¿Las mujeres están más afectadas por la pobreza energética en Europa?

¿Las mujeres están más afectadas por la pobreza energética en Europa?

En Europa, las mujeres sufren más la pobreza energética que los hombres. Un análisis reciente revela que en la mayoría de los países de la Unión Europea, los hogares dirigidos por mujeres se enfrentan con mayor frecuencia a dificultades para calentarse o pagar sus facturas de energía. Este desequilibrio se observa especialmente en Estonia, Letonia, Alemania y República Checa, donde la brecha es más marcada. En cambio, Dinamarca y Suecia son excepciones, con una situación más equilibrada, e incluso ligeramente favorable a las mujeres.

La pobreza energética se refiere a la incapacidad de acceder a una cantidad suficiente de energía para satisfacer necesidades básicas como la calefacción o la electricidad. En los países ricos, este problema está relacionado principalmente con el coste de la energía y los ingresos de los hogares. Las mujeres, que a menudo están al frente de familias monoparentales o viven solas a una edad avanzada, son particularmente vulnerables.
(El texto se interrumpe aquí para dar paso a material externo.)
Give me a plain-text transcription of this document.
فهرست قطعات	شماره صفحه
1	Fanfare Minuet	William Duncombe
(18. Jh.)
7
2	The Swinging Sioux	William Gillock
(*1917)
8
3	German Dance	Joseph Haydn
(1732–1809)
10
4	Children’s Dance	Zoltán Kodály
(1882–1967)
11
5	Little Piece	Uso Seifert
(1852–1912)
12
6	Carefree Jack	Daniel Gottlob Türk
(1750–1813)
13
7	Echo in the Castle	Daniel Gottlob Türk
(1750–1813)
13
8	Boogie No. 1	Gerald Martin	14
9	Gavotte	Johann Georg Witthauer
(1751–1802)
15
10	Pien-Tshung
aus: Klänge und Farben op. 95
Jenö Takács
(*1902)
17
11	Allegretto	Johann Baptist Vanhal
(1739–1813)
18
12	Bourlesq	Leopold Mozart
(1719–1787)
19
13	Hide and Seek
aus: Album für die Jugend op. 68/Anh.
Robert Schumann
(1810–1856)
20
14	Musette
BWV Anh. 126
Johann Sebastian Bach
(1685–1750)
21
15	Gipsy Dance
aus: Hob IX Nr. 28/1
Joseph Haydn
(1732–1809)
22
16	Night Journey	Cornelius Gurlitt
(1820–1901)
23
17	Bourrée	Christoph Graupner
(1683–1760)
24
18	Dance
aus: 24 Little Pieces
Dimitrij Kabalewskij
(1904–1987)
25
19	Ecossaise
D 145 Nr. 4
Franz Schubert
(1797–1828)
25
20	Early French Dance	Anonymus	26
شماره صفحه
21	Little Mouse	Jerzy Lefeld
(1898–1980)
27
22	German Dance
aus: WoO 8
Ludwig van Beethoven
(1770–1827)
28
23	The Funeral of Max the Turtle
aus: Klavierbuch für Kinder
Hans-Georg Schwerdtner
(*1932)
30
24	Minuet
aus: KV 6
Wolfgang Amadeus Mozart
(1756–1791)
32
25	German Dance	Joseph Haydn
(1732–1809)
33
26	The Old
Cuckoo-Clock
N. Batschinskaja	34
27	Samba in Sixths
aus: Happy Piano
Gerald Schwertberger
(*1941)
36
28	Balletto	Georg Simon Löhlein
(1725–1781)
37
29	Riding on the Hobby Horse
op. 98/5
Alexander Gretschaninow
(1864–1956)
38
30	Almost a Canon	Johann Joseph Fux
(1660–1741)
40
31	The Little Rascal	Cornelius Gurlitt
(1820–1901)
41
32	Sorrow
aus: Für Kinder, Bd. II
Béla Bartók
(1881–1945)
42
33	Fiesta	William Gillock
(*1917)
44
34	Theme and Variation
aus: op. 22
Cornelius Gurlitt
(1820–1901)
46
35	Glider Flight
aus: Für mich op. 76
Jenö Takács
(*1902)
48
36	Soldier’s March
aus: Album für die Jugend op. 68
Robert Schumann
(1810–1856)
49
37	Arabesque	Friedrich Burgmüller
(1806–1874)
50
Dedican una parte más importante de sus ingresos a la energía, lo que agrava su situación financiera.

Las desigualdades de ingresos y las brechas salariales entre hombres y mujeres desempeñan un papel clave. Por ejemplo, en Estonia y Letonia, las mujeres gastan cerca de un 3 % más de su presupuesto en energía que los hombres. Estos países también registran diferencias salariales importantes, lo que refuerza la pobreza energética femenina. En Alemania, aunque el nivel general de pobreza energética está cerca de la media europea, la brecha entre géneros es una de las más altas, en parte debido a las diferencias de ingresos.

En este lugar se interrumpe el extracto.